The film is like Streetfight in that you can study mayor Bloomberg and Ratner like you can study James Sharpe, and find similar ways they all abuse political and corporate power to serve their own ends. Throughout the film Bloomberg and Ratner frequently use glamorous clichés to captivate their audience, words such as “world class city”, “vision”, “success”, “cherry on top of the cheesecake”, “progress”, “groundbreaking”, and so forth. Such language should make an intelligent and observant person feel suspicion. Ratner and private developers know to captivate an audience’s attention by giving them their bread and circuses, like by throwing expensive parties and inviting celebrities to give cameos. The baseball stadium itself is a circus, used to give Ratner his money. (In the end of the film he gained $726 million dollars while Brooklyn lost $40 million.)
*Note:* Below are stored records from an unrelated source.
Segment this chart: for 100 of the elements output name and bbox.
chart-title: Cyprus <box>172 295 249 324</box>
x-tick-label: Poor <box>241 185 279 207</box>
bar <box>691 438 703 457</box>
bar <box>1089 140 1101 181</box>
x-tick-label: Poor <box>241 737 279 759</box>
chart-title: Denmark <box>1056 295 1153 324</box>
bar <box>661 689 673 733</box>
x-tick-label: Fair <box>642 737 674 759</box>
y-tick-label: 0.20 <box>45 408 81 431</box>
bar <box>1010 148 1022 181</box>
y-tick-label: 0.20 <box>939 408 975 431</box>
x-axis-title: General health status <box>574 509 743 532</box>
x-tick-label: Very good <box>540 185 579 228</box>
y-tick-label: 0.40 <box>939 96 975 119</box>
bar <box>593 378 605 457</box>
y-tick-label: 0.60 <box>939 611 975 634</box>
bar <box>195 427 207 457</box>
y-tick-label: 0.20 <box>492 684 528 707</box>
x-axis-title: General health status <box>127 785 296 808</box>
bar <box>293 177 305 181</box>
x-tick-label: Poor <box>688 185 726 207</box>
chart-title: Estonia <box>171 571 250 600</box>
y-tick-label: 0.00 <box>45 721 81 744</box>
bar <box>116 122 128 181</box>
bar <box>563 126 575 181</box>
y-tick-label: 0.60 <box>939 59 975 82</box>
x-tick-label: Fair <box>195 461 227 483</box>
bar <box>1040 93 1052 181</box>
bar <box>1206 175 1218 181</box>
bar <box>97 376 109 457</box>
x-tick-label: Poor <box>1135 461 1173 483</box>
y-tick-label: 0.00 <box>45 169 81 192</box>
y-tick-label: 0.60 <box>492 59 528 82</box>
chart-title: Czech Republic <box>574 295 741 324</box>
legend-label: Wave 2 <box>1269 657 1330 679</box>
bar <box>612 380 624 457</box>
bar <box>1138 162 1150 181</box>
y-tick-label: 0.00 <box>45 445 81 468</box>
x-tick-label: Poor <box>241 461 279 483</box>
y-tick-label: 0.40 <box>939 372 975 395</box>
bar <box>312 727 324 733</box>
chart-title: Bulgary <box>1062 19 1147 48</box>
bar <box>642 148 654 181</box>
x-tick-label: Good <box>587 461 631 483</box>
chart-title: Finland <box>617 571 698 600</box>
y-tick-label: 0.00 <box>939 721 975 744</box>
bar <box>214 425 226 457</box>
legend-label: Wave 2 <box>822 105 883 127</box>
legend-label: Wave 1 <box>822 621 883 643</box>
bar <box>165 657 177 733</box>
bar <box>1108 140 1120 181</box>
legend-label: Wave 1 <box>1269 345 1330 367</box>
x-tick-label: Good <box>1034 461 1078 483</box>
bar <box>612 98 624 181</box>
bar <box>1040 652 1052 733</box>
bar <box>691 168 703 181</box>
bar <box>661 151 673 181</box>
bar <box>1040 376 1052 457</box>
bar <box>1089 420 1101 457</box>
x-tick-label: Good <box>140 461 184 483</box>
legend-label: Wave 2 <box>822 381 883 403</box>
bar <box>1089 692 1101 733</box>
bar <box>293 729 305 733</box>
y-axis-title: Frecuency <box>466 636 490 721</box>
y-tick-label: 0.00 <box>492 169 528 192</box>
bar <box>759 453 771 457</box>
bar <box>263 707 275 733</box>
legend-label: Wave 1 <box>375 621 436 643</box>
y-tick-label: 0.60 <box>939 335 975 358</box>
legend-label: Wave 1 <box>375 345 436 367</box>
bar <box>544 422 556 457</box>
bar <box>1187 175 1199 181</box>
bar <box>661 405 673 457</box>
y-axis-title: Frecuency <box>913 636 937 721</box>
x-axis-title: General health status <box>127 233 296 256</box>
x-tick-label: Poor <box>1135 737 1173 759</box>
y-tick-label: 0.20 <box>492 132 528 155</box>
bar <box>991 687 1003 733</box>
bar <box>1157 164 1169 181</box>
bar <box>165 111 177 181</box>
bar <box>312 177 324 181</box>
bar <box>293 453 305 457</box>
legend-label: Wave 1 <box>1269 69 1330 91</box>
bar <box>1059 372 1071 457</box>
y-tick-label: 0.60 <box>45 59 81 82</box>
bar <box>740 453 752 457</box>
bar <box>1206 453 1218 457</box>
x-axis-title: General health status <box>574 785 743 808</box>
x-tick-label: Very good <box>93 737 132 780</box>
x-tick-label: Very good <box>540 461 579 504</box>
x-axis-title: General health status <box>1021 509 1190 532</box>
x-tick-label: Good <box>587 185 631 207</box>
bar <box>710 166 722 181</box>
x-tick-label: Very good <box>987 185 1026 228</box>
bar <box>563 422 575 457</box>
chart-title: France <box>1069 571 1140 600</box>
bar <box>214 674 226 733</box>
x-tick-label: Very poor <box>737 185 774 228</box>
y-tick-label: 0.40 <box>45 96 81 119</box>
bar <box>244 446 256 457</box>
The private developers employ two particularly insidious tactics. Firstly, they both know how to “play the race card”, as the deviant homeowner Daniel Goldstein said. They invite token black spokesmen to appeal to Brooklyn minorities. After all, if a black person isn’t alarmed at a billionaire and private developers seizing the property of poor minority homeowners, then why should you? Ultimately, they divide minority groups, fueling self-defeating intraracial conflicts. Their second tactic is repeatedly use talking points that have some grain of truth in them but are ultimately false. For instance, they claim building the stadium will create 10,000 jobs, from construction, to management, to VIP services. The facts speak otherwise, as most of the minority construction workers will be out of state and the minorities who are evicted from their homes will lose their entire life’s savings.
The buildings Ratner and the private developers build resembles the modernist buildings Jane Jacobs criticized in her work. The stadium itself takes up most of the space, and the buildings that should have accompanied were never built, at least by 2011. I doubt the stadium was built with people as more than consumers in mind. In the film Golstein and other people show models and computer simulations of how the stadium and new buildings would look like. In all models the stadium and buildings are disproportionately large. They stick out in the neighborhood like an eyesore and have the same austere, imposing, and inhumane architecture Jacob’s describes as like a cemetery.
Goldstein describes his ordeal as a war of attrition. He is right. Unfortunately, the little guy rarely wins such a war. He simply does not have the money, resources, or time to outlast a billionaire. The film can be fairly interpreted as another obvious example of private owners and corporations plowing over the people’s civil rights and destroying people’s lives in the process. Battle for Brooklyn proves how hypocritical and flimsy our “democracy” really is.